The in vitro unscheduled DNA synthesis (UDS) assay in rat primary hepatocytes: evaluation of 2-furoic acid and 7 drug candidates

The in vitro unscheduled DNA synthesis assay (UDS) is part of the routine genetic toxicology screening at The Upjohn Company. The purpose of this paper is to report results for 8 compounds which were tested in the in-house genetic toxicology program. These compounds represent diverse chemical structure and most of them entered the screening program because they are biologically active in efficacy screens. All tests were carried out under Good Laboratory Practices Regulations of the U.S. Food and Drug Administration. None of the materials reported here produced an increase in UDS and therefore the UDS results with these compounds do not suggest potential for genotoxicity.

The in vitro unscheduled DNA synthesis (UDS) assay in rat primary hepatocytes: evaluation of 24 drug candidates

The in vitro unscheduled DNA synthesis assay (UDS) is part of the routine genetic toxicology screening at The Upjohn Company. The purpose of this paper is to report results for 24 drug candidates which were tested as coded compounds. These compounds are very diverse in chemical structure and represent classes of compounds selected because of biological activity in a variety of preliminary drug efficacy screens.
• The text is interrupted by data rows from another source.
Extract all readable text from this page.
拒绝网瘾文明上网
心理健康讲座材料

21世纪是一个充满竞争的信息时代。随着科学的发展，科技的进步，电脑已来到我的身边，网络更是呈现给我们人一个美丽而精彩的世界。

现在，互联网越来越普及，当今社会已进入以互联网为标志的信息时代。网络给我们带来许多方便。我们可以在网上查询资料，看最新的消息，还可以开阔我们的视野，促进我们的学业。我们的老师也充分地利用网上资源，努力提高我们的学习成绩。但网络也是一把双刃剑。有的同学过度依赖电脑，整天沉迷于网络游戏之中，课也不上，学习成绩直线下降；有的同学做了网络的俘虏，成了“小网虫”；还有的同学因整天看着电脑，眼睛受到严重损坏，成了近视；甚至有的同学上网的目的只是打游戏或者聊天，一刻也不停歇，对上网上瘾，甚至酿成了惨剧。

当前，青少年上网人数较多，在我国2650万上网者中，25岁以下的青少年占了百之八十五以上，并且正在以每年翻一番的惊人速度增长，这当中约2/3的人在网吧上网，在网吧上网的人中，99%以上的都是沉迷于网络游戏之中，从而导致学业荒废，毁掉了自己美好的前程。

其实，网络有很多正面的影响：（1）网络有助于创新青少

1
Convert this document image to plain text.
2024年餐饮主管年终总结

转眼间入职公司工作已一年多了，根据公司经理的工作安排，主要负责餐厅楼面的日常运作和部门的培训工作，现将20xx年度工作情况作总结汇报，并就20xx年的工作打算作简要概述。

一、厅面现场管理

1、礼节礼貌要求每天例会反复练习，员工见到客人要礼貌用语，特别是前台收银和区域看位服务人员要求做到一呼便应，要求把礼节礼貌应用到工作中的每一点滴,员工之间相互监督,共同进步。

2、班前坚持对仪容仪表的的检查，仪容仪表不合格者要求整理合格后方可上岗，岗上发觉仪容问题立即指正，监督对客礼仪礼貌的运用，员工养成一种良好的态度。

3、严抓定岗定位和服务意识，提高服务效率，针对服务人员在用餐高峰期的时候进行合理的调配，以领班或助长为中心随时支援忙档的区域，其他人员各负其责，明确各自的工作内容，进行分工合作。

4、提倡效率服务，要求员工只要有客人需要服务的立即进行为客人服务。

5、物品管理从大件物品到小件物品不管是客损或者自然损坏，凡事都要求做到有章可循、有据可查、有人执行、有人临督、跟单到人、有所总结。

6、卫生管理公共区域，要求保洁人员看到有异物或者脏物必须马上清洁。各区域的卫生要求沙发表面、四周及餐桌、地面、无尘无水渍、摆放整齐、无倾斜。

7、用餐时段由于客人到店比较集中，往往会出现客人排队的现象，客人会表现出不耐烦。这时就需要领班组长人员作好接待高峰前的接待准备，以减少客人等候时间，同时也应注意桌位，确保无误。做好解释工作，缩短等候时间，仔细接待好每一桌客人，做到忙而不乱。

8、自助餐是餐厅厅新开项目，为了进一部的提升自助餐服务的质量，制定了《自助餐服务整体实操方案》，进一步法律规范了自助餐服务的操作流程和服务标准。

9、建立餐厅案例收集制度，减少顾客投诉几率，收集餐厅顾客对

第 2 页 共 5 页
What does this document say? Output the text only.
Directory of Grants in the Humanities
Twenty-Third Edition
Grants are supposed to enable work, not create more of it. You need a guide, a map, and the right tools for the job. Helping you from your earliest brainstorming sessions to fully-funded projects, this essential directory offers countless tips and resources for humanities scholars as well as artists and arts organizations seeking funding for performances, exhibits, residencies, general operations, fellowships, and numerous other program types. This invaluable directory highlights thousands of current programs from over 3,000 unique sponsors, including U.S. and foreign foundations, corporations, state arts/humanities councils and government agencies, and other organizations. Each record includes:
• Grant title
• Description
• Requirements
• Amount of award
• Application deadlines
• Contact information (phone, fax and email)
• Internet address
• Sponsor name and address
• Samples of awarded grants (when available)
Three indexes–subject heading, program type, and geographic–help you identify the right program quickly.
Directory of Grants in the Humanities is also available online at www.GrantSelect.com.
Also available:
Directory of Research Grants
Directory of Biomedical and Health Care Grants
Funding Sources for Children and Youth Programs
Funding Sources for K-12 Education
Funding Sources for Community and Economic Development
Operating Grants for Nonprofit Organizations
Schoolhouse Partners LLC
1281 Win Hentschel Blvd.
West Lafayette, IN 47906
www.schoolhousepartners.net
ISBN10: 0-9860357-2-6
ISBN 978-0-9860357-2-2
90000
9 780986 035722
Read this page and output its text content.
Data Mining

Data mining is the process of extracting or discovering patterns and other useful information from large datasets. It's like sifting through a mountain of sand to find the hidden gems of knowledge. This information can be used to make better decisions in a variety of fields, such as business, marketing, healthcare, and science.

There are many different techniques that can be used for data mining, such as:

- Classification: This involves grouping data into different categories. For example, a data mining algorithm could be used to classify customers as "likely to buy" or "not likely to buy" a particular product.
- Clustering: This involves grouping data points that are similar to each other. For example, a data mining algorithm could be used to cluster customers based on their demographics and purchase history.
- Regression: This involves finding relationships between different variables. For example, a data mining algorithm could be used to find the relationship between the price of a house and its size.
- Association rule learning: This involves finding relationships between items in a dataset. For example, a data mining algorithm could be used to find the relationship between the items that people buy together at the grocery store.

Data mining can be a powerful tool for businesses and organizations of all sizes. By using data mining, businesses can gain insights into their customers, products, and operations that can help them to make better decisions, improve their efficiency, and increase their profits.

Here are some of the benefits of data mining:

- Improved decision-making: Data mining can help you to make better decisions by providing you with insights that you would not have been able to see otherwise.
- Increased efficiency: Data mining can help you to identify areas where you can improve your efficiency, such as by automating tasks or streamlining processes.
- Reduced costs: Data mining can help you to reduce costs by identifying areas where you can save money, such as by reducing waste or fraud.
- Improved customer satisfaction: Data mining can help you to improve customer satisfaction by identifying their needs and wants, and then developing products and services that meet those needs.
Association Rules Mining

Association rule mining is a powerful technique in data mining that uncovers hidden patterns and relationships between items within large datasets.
None of the compounds reported here produced an increase in UDS, and therefore, the UDS results with these materials do not suggest potential for mutagenesis or carcinogenesis.

The in vitro unscheduled DNA synthesis (UDS) assay in rat primary hepatocytes. Validation of improved methods for primary culture including data on the lack of effect of ionizing radiation

The in vitro unscheduled DNA synthesis (UDS) assay was evaluated for inclusion in a battery of assays used at The Upjohn Company for evaluation of lead compounds in the development of new and existing drug entities. This evaluation process encompassed aspects of the isolation of hepatocytes and tests of reference mutagens and genotoxins. The flow rate of perfusion solutions and their temperatures were critical in the isolation of high viability hepatocytes in good yield. The attachment of freshly isolated hepatocytes to coverslips was greatly enhanced by coating the coverslips with type III collagen. Results of testing 12 known genotoxic agents (UV light, cyclophosphamide, 7,12-dimethylbenzanthracene, dimethylnitrosamine, diethylnitrosamine, 2-acetylaminofluorene, benzo[a]pyrene, methyl methanesulfonate, ethyl methanesulfonate, N-propyl-N'-nitro-N-nitrosoguanidine, benzidine and 4-aminobiphenyl) were in agreement with the literature. The use of X-ray did not induce unscheduled DNA synthesis in hepatocytes. This latter finding draws attention to the inability of this assay to detect agents which result in 'short-patch' repair of damage.